I have two data sets which I wish to perform the discrete correlation
function on and then plot the results for many values of t to see what
if any time lag exists between the data.
Thus far my code is;

import csv
import pylab
from pylab import *
from numpy import *
from numpy import array

x=[]
a=[]
y=[]
b=[]
g=[]
h=[]
d=[]

for Date, Close in HSBC:
x.append(Date)
a.append(float(Close))

for Date, Close in Barclays:
y.append(Date)
b.append(float(Close))

for index in range(len(a)):
g.append(a[index]-mean(a))

for index in range(len(b)):
h.append(b[index]-mean(b))

r=std(a)
s=std(b)

So I have all the necessary components for the DCF.

However I'm not faced with the challenge of performing the DCF for t
in the range of potentially 0-700 or so.
Currently I could do it individually for each value of tau ie;

t1=[]
for index in range(len(g)-1):
j=(g[index]*h[index+1])/(r*s)
t1.append(j)

d.append(mean(t1))

However to do this 700 times seems ridiculous. How would I get python
to perform this for me for t in a range of roughly 0-700?

Thanks
Alex

S

#### sturlamolden

However to do this 700 times seems ridiculous. How would I get python
to perform this for me for t in a range of roughly 0-700?

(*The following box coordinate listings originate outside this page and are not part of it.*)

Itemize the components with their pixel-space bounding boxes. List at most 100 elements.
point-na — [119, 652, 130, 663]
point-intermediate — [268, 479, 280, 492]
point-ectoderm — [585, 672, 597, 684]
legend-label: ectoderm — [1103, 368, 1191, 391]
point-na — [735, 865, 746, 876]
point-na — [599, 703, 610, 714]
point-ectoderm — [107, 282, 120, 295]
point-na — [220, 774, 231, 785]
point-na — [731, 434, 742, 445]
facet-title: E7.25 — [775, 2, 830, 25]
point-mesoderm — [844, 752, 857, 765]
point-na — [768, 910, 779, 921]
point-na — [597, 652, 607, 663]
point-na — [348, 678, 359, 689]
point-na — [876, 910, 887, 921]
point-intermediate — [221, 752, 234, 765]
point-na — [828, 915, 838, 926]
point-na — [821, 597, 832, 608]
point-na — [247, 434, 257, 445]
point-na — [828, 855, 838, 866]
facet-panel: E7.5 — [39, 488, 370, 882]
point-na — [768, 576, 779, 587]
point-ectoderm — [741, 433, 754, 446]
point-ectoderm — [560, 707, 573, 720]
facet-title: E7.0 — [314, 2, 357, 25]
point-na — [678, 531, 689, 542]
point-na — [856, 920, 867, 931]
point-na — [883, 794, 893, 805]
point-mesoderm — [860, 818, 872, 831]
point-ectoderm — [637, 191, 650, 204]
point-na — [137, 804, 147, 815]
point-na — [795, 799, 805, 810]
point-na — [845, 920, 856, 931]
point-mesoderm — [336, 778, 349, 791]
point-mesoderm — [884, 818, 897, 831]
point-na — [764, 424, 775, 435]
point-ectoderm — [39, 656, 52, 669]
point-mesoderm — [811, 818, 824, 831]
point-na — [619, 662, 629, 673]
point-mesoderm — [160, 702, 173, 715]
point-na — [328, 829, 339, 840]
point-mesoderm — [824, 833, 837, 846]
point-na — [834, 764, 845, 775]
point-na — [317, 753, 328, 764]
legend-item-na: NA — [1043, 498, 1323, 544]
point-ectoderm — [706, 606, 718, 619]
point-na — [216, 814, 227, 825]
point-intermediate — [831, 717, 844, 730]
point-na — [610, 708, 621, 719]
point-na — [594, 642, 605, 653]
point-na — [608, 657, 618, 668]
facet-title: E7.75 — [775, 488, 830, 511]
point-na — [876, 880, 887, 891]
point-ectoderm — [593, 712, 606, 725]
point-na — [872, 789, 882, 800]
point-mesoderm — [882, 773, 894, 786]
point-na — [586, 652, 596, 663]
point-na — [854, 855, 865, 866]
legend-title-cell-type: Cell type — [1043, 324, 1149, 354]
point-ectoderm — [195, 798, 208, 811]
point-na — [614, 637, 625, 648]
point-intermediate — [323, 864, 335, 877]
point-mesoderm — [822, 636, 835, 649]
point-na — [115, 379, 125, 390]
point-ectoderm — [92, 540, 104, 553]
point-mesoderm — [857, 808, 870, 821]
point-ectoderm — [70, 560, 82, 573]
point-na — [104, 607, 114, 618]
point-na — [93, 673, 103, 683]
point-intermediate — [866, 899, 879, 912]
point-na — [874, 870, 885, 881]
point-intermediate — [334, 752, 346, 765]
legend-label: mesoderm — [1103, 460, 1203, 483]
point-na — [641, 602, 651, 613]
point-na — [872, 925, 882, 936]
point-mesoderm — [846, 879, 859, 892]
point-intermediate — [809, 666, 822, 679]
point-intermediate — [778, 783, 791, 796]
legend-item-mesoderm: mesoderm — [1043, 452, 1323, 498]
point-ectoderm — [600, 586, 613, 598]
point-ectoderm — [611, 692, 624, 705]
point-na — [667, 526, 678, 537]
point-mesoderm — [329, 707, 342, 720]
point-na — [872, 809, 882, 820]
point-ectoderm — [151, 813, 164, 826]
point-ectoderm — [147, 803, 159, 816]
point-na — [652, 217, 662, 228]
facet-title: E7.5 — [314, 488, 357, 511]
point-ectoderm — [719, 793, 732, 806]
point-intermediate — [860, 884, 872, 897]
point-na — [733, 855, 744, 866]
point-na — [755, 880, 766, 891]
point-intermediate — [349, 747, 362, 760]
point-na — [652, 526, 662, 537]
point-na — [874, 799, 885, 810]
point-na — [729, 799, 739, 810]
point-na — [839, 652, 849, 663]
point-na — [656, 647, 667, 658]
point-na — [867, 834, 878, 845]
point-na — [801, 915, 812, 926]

For two 1D ndarrays, the cross-correlation is

from numpy.fft import rfft, irfft
from numpy import fliplr

xcorr = lambda x,y : irfft(rfft(x)*rfft(fliplr(y)))

Normalize as you wish, and preferably pad with zeros before invoking
xcorr.

D

#### DarthXander

For two 1D ndarrays, the cross-correlation is

from numpy.fft import rfft, irfft
from numpy import fliplr

xcorr = lambda x,y : irfft(rfft(x)*rfft(fliplr(y)))

Normalize as you wish, and preferably pad with zeros before invoking
xcorr.

Thanks, though I'd like to do this longer hand than the built in
functions! Great to approximate it though.